Monday, June 7, 2010

Why I Am Firing Westlaw And Thompson-West

My office manager has been given clear instructions: Do whatever it takes to avoid doing any further business with Thompson-West. If a new book arrives, return it. If a contract needs renewal, cancel it. If we can get out of existing contracts, do so. If we must honor contracts in place, count the days until they expire.

But above all, sever my relationship with Thompson-West and Westlaw.

I've been hooked on Westlaw and related products for decades. It started in law school, when free passwords were given out. I was a kid in a candy store, looking up all manner of stuff for free. Westlaw was the drug dealer giving spiked candy to kids: "Get 'em hooked, and then gouge 'em. Once they need us, we own them." Once law school was in the rearview mirror, the free ride stopped. First I let an employer pay my tab. Then a partner and I split the costs. I've had enough.

The drug dealer's motto may well be Westlaw's and Thompson-West's creed. When it comes to customer service, getting a straight answer from them is akin to petitioning the Kremlin for a weekend pass out of some faraway gulag.

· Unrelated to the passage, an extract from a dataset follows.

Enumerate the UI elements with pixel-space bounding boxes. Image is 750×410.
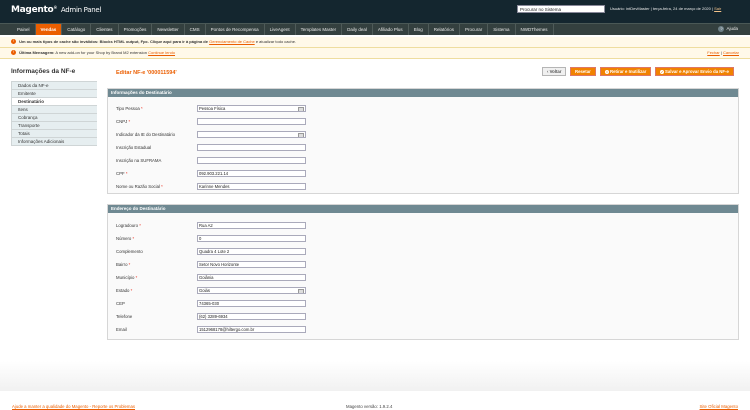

I shudder to think of how much money my firm spends on their products each year. We use Westlaw computer research. We purchase books, whether statutes or practice aids. We subscribed to a couple newsletters. I am an information junkie and Thompson-West is always ready at hand with a quick fix. I spend enough to hire a young lawyer each year on what I pay them.

In response to these payments I am treated like a low-rent junkie. The company, based in Minnesota, has billing practices that are indecipherable. My office manager has spent hours each year trying to get straight what they are billing us for any why. The bills keep coming. We're not sure what they are for and often believe we've already paid them when they get here. But we can't get straight answers from anyone.

Instead, we get dunning notices the moment a bill is late.

I've spoken to a customer service representative here in Connecticut. He has spoken to his boss here in the Northeast. We've been patched through to folks in Minnesota. All are pleasant enough in a Stepford kind of way. But still we endure predatory billing we do not understand, and still we are without answers. I decided this weekend we have wasted enough time on Westlaw and Thompson-West.

So we are done. We'll find another way to get the information we need. There are plenty of sources out there. Perhaps one of them knows how to treat customers and will do something other than stick its hand in my face each month demanding money for things we may or may not have paid for already.

Let Westlaw take some other sucker for granted. I am done.